'Porphyry statue of the Tetrarchic emperors, Basilica di San Marco, Venice, c. AD 300'
Connecting Late Antiquities: new project launched to create digital resources to aid research into one of history’s most iconic eras
A new project has been unveiled to create innovative digital resources that promise to transform how people research and study one of the most dramatic periods of history – the fall of the Roman Empire.
Connecting Late Antiquities will showcase our understanding of the family connections, political alliances, and social networks that characterised the end of the ancient world – between A.D. 300-700 – by housing key historical research resources in a freely accessible online platform.
The project will also develop two new case studies to demonstrate the potential of the platform, focusing on religious and secular social networks in North Africa, and on figures in Britain below the highest levels of the social elite, such as clerics and soldiers.
Backed by funders in the UK and Germany, the two-year project brings together ancient history experts and scholars from the Universities of Exeter, London, and Bonn.
“The period we refer to as Late Antiquity, spanning roughly four centuries, was a time of dramatic change, especially with the growth of Christianity and its ecclesiastical organisation and the replacement of the political structure of the Western Roman Empire with a number of independent successor kingdoms,” says Dr Richard Flower, of the Department of Classics, Ancient History, Religion and Theology, and one of the project leads.
“And while the study of Late Antiquity has blossomed in recent decades, the available resources are no longer adequate to answer some of the most vital questions in scholarship, concerning issues such as the integration of the Christian Church in late-antique society and the degree of connectivity of Western regions after the ‘fall of Rome’.”
Many of the resources used in the study of this ancient time involve prosopography – a form of research that brings together biographical information about particular individuals and groups in search of patterns and connections. But often, key texts, such as the Prosopography of the Later Roman Empire, have remained relatively inaccessible either as expensive print publications found in reference-only volumes in university libraries, or in the form of specialist databases.
Connecting Late Antiquities will begin with the digitisation of the Prosopography of the Later Roman Empire, with permission from Cambridge University Press. The three-volume reference work will be updated and transformed into a searchable online resource and made openly available on the Cambridge Core platform.
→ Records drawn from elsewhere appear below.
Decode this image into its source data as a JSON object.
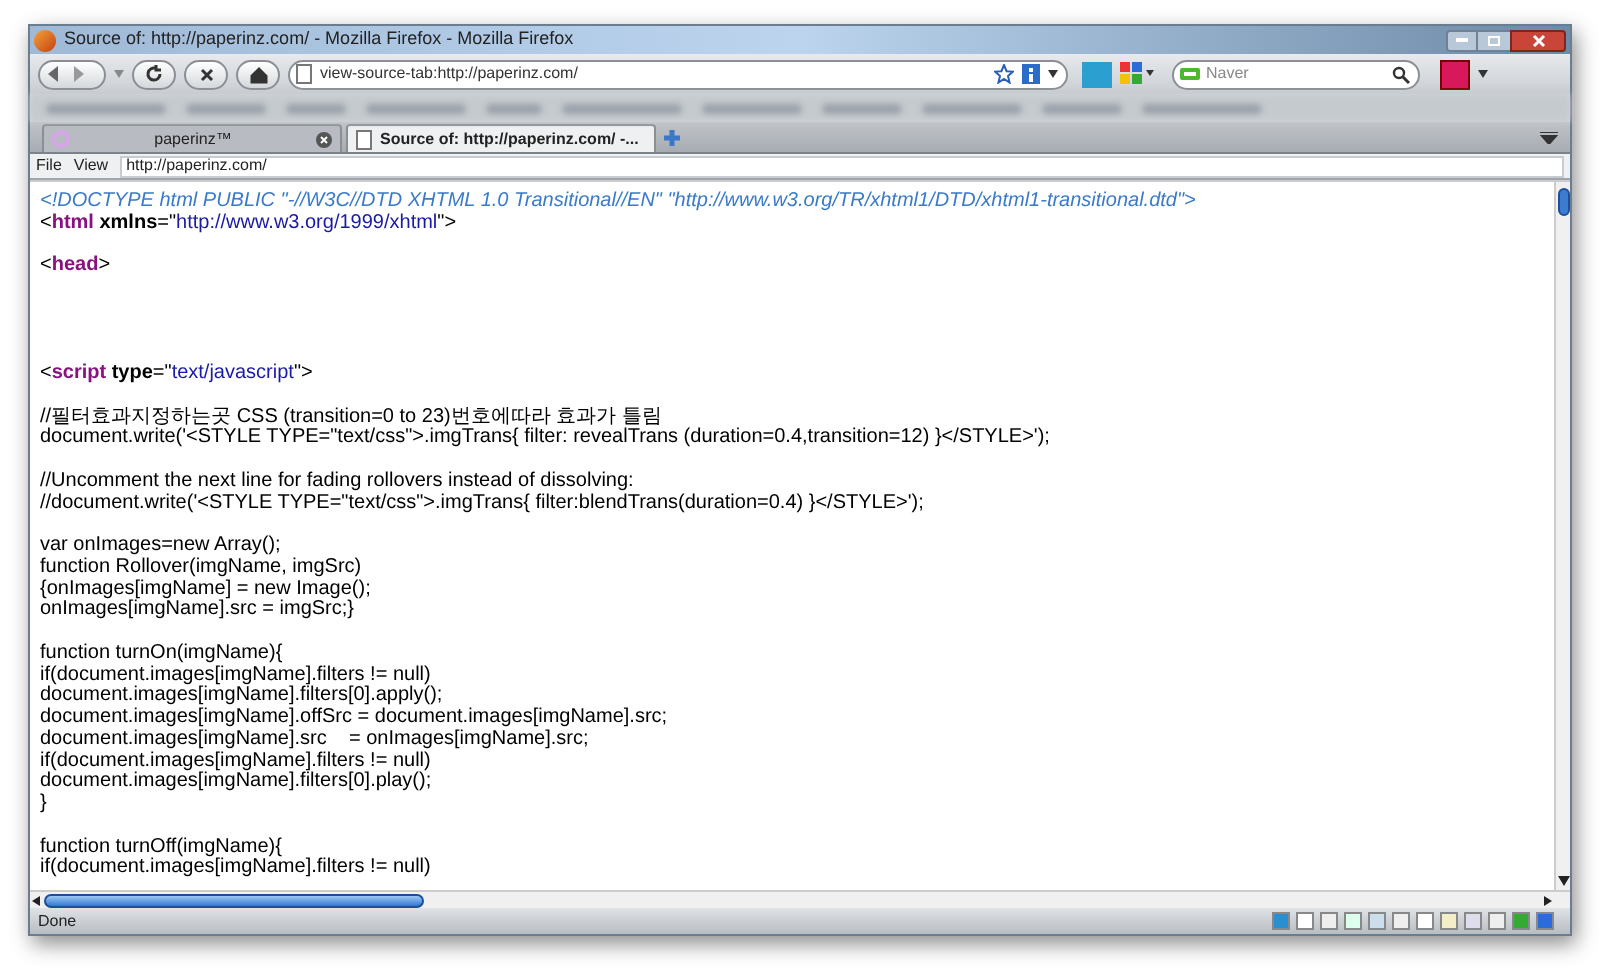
{
  "window": {
    "title": "Source of: http://paperinz.com/ - Mozilla Firefox - Mozilla Firefox"
  },
  "navigation": {
    "address": "view-source-tab:http://paperinz.com/",
    "search_placeholder": "Naver"
  },
  "tabs": [
    {
      "label": "paperinz™",
      "selected": false
    },
    {
      "label": "Source of: http://paperinz.com/ -...",
      "selected": true
    }
  ],
  "menu": [
    "File",
    "View"
  ],
  "source_address": "http://paperinz.com/",
  "source_lines": [
    {
      "kind": "code",
      "segments": [
        {
          "kind": "doctype",
          "text": "<!DOCTYPE html PUBLIC \"-//W3C//DTD XHTML 1.0 Transitional//EN\" \"http://www.w3.org/TR/xhtml1/DTD/xhtml1-transitional.dtd\">"
        }
      ]
    },
    {
      "kind": "code",
      "segments": [
        {
          "kind": "punct",
          "text": "<"
        },
        {
          "kind": "tag",
          "text": "html"
        },
        {
          "kind": "attr",
          "text": " xmlns"
        },
        {
          "kind": "punct",
          "text": "=\""
        },
        {
          "kind": "value",
          "text": "http://www.w3.org/1999/xhtml"
        },
        {
          "kind": "punct",
          "text": "\">"
        }
      ]
    },
    {
      "kind": "blank"
    },
    {
      "kind": "code",
      "segments": [
        {
          "kind": "punct",
          "text": "<"
        },
        {
          "kind": "tag",
          "text": "head"
        },
        {
          "kind": "punct",
          "text": ">"
        }
      ]
    },
    {
      "kind": "blank"
    },
    {
      "kind": "blank"
    },
    {
      "kind": "blank"
    },
    {
      "kind": "blank"
    },
    {
      "kind": "code",
      "segments": [
        {
          "kind": "punct",
          "text": "<"
        },
        {
          "kind": "tag",
          "text": "script"
        },
        {
          "kind": "attr",
          "text": " type"
        },
        {
          "kind": "punct",
          "text": "=\""
        },
        {
          "kind": "value",
          "text": "text/javascript"
        },
        {
          "kind": "punct",
          "text": "\">"
        }
      ]
    },
    {
      "kind": "blank"
    },
    {
      "kind": "code",
      "segments": [
        {
          "kind": "text",
          "text": "//필터효과지정하는곳 CSS (transition=0 to 23)번호에따라 효과가 틀림"
        }
      ]
    },
    {
      "kind": "code",
      "segments": [
        {
          "kind": "text",
          "text": "document.write('<STYLE TYPE=\"text/css\">.imgTrans{ filter: revealTrans (duration=0.4,transition=12) }</STYLE>');"
        }
      ]
    },
    {
      "kind": "blank"
    },
    {
      "kind": "code",
      "segments": [
        {
          "kind": "text",
          "text": "//Uncomment the next line for fading rollovers instead of dissolving:"
        }
      ]
    },
    {
      "kind": "code",
      "segments": [
        {
          "kind": "text",
          "text": "//document.write('<STYLE TYPE=\"text/css\">.imgTrans{ filter:blendTrans(duration=0.4) }</STYLE>');"
        }
      ]
    },
    {
      "kind": "blank"
    },
    {
      "kind": "code",
      "segments": [
        {
          "kind": "text",
          "text": "var onImages=new Array();"
        }
      ]
    },
    {
      "kind": "code",
      "segments": [
        {
          "kind": "text",
          "text": "function Rollover(imgName, imgSrc)"
        }
      ]
    },
    {
      "kind": "code",
      "segments": [
        {
          "kind": "text",
          "text": "{onImages[imgName] = new Image();"
        }
      ]
    },
    {
      "kind": "code",
      "segments": [
        {
          "kind": "text",
          "text": "onImages[imgName].src = imgSrc;}"
        }
      ]
    },
    {
      "kind": "blank"
    },
    {
      "kind": "code",
      "segments": [
        {
          "kind": "text",
          "text": "function turnOn(imgName){"
        }
      ]
    },
    {
      "kind": "code",
      "segments": [
        {
          "kind": "text",
          "text": "if(document.images[imgName].filters != null)"
        }
      ]
    },
    {
      "kind": "code",
      "segments": [
        {
          "kind": "text",
          "text": "document.images[imgName].filters[0].apply();"
        }
      ]
    },
    {
      "kind": "code",
      "segments": [
        {
          "kind": "text",
          "text": "document.images[imgName].offSrc = document.images[imgName].src;"
        }
      ]
    },
    {
      "kind": "code",
      "segments": [
        {
          "kind": "text",
          "text": "document.images[imgName].src    = onImages[imgName].src;"
        }
      ]
    },
    {
      "kind": "code",
      "segments": [
        {
          "kind": "text",
          "text": "if(document.images[imgName].filters != null)"
        }
      ]
    },
    {
      "kind": "code",
      "segments": [
        {
          "kind": "text",
          "text": "document.images[imgName].filters[0].play();"
        }
      ]
    },
    {
      "kind": "code",
      "segments": [
        {
          "kind": "text",
          "text": "}"
        }
      ]
    },
    {
      "kind": "blank"
    },
    {
      "kind": "code",
      "segments": [
        {
          "kind": "text",
          "text": "function turnOff(imgName){"
        }
      ]
    },
    {
      "kind": "code",
      "segments": [
        {
          "kind": "text",
          "text": "if(document.images[imgName].filters != null)"
        }
      ]
    }
  ],
  "status_bar": {
    "text": "Done"
  }
}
The second digital initiative will be the creation of a central Connecting Late Antiquities resource, incorporating material from the newly developed digital Prosopography of the Later Roman Empire along with prosopographical information from other publications and new studies, as well as linking to information from other online research projects.
The final stage of the project will seek to extend understanding of this time period by developing two new case studies focusing on specific western regions of the later Roman Empire. The first, on North Africa, explores the movement of local elites into the clergy and the roles played in their careers by social networks and relationships with their communities. The second, on late-antique Britain, moves beyond the highest echelons of society to explore interactions with sub-elites and the degree of mobility they enjoyed.
“Past research has traditionally focused on the privileged few who constituted the social and political elite, paying little attention to the rest of society who, although not as well represented in the surviving sources, have nonetheless left behind evidence of their lives, particularly in inscriptions and papyri,” adds Dr Charlotte Tupman, Senior Research Fellow in Digital Humanities, of the Department of Classics, Ancient History, Religion and Theology.
“These two new case studies will not only demonstrate the value of this new resource, but also add to our understanding of a world that was more fluid and interconnected than has traditionally been thought, where the spheres of church and government frequently intersected.”
Connecting Late Antiquities will launch in February 2023 with two years of funding from the UK’s Arts and Humanities Research Council and Germany’s Deutsche Forschungsgemeinschaft. The core research team consists of Dr Flower, Dr Tupman, Dr Gabriel Bodard (London) and Professor Julia Hillner (Bonn).